Summary: Bosanquet and colleagues report that (1) fludarabine resistance in the DiSC assay correlates with patient survival in CLL; (2) apoptosis-related Bax and Bcl-2 expression do not correlate with patient survival; (3) reduced Bax expression correlates with resistance to alkylators, doxorubicin, and vincristine, but not with resistance to fludarabine or glucocorticoids; (4) Bcl-2 expression does not correlate with resistance to any drug. They conclude that apoptosis-activation pathways are different in the case of fludarabine and glucocorticoids than in the cases alkylators, doxorubicin, and vincristine.

Leukemia 2002 Jun;16(6):1035-44

Bax expression correlates with cellular drug sensitivity to doxorubicin, cyclophosphamide and chlorambucil but not fludarabine, cladribine or corticosteroids in B cell chronic lymphocytic leukemia.

Bosanquet AG, Sturm I, Wieder T, Essmann F, Bosanquet MI, Head DJ, Dorken B, Daniel PT.
Bath Cancer Research, Wolfson Centre, Royal United Hospital, Bath, UK.

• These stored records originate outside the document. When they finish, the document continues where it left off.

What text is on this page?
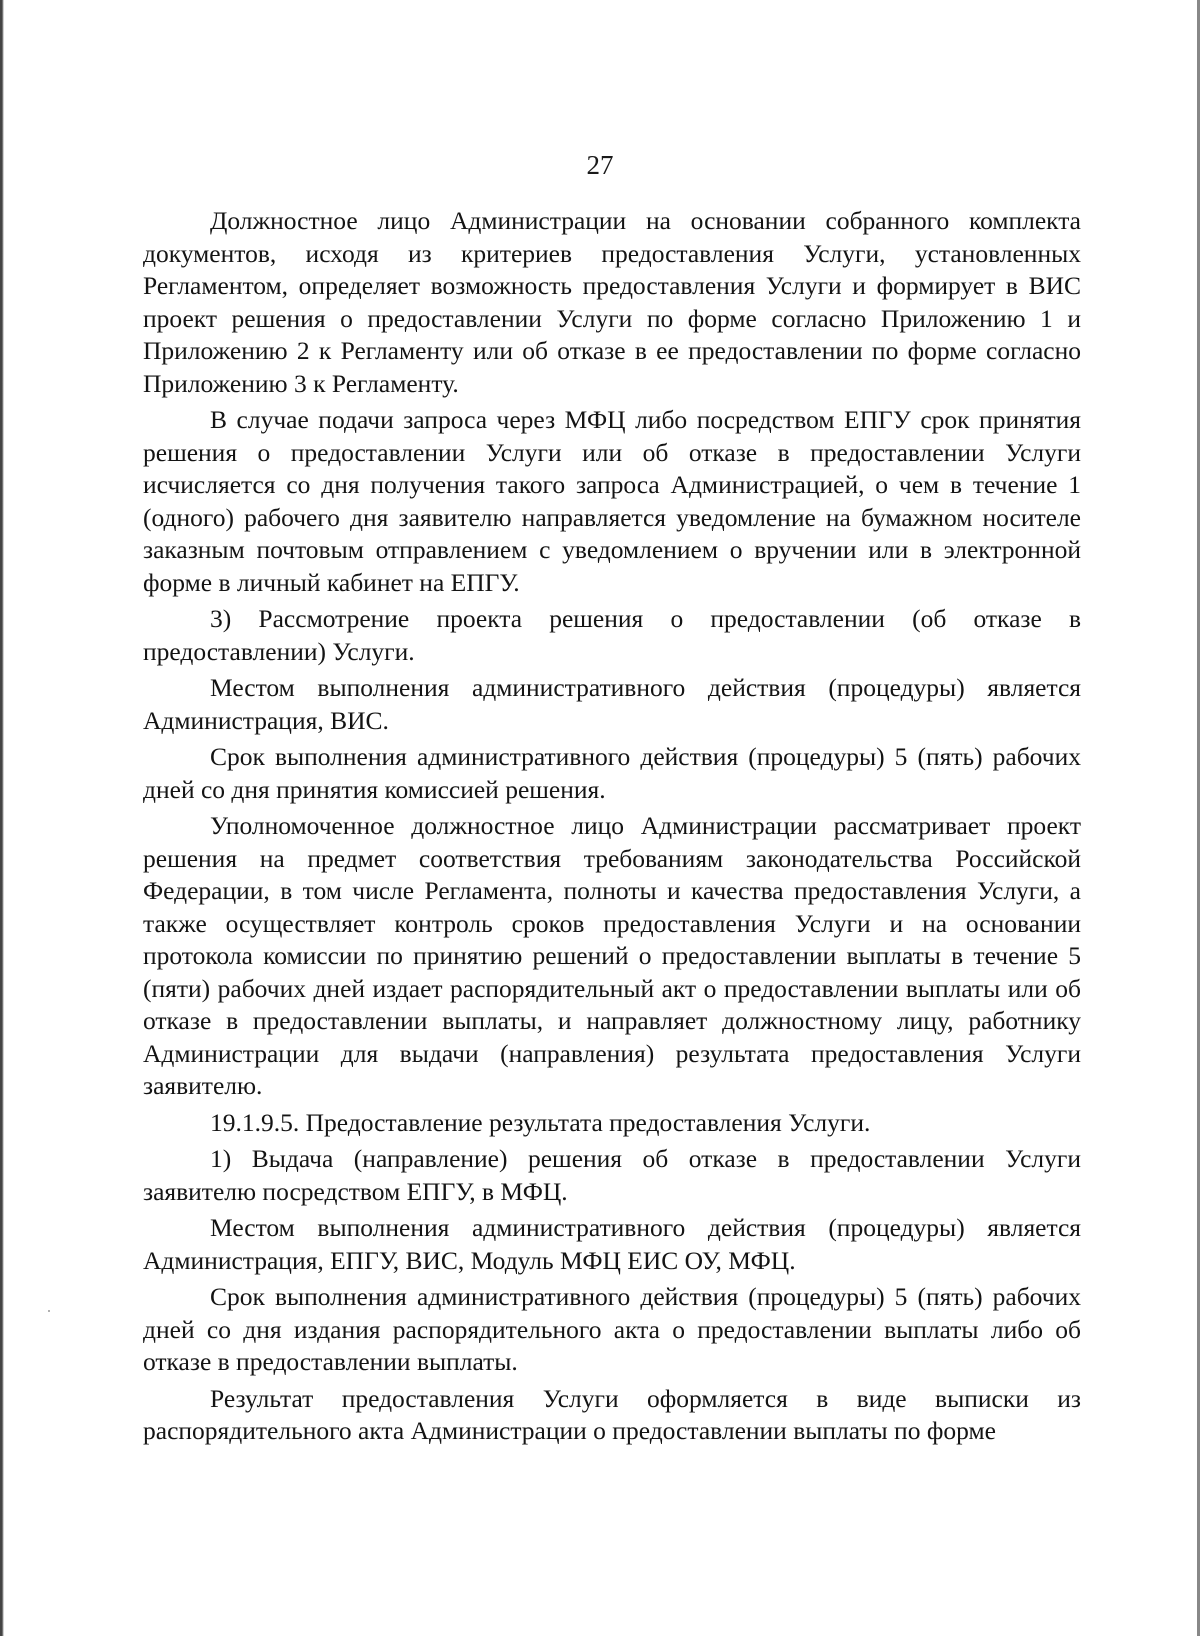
27

Должностное лицо Администрации на основании собранного комплекта документов, исходя из критериев предоставления Услуги, установленных Регламентом, определяет возможность предоставления Услуги и формирует в ВИС проект решения о предоставлении Услуги по форме согласно Приложению 1 и Приложению 2 к Регламенту или об отказе в ее предоставлении по форме согласно Приложению 3 к Регламенту.

В случае подачи запроса через МФЦ либо посредством ЕПГУ срок принятия решения о предоставлении Услуги или об отказе в предоставлении Услуги исчисляется со дня получения такого запроса Администрацией, о чем в течение 1 (одного) рабочего дня заявителю направляется уведомление на бумажном носителе заказным почтовым отправлением с уведомлением о вручении или в электронной форме в личный кабинет на ЕПГУ.

3) Рассмотрение проекта решения о предоставлении (об отказе в предоставлении) Услуги.

Местом выполнения административного действия (процедуры) является Администрация, ВИС.

Срок выполнения административного действия (процедуры) 5 (пять) рабочих дней со дня принятия комиссией решения.

Уполномоченное должностное лицо Администрации рассматривает проект решения на предмет соответствия требованиям законодательства Российской Федерации, в том числе Регламента, полноты и качества предоставления Услуги, а также осуществляет контроль сроков предоставления Услуги и на основании протокола комиссии по принятию решений о предоставлении выплаты в течение 5 (пяти) рабочих дней издает распорядительный акт о предоставлении выплаты или об отказе в предоставлении выплаты, и направляет должностному лицу, работнику Администрации для выдачи (направления) результата предоставления Услуги заявителю.

19.1.9.5. Предоставление результата предоставления Услуги.

1) Выдача (направление) решения об отказе в предоставлении Услуги заявителю посредством ЕПГУ, в МФЦ.

Местом выполнения административного действия (процедуры) является Администрация, ЕПГУ, ВИС, Модуль МФЦ ЕИС ОУ, МФЦ.

Срок выполнения административного действия (процедуры) 5 (пять) рабочих дней со дня издания распорядительного акта о предоставлении выплаты либо об отказе в предоставлении выплаты.

Результат предоставления Услуги оформляется в виде выписки из распорядительного акта Администрации о предоставлении выплаты по форме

In B-CLL, non-proliferating B cells accumulate due to defective apoptosis. Cytotoxic therapies trigger apoptosis and deregulation of apoptotic pathways contributes to chemoresistance. Loss of the apoptosis-promoting Bax has been implicated in resistance to cytotoxic therapy. We therefore evaluated ex vivo drug sensitivity of CLL, producing chemoresponse data which are prognostic indicators for B-CLL, in particular in the case of purine nucleoside analogs. To analyze the underlying mechanisms of drug resistance, we compared endogenous Bax and Bcl-2 expression to ex vivo response to eight drugs, and to survival in 39 B-CLL patients. We found that reduced Bax levels correlated well with ex vivo resistance to traditional B-CLL therapies - anthracyclines, alkylating agents and vincristine (all P < 0.04). Surprisingly, no such relationship was observed for the purine nucleoside analogs or corticosteroids (all P > 0.5). Mutational analysis of p53 could not explain the loss of Bax protein expression. Levels of Bcl-2 were not associated with sensitivity to any drug. In contrast to the ex vivo data, neither Bax or Bcl-2 expression nor doxorubicin sensitivity were associated with increased survival whereas sensitivity to fludarabine correlated with better overall survival (P = 0.031). These findings suggest that the resistance to purine nucleoside analogs and corticosteroids in B-CLL is due to inactivation of pathways different from those activated by anthracyclines, vinca alkaloids and alkylating agents and may be the molecular rationale for the efficacy of purine analogs in this disease.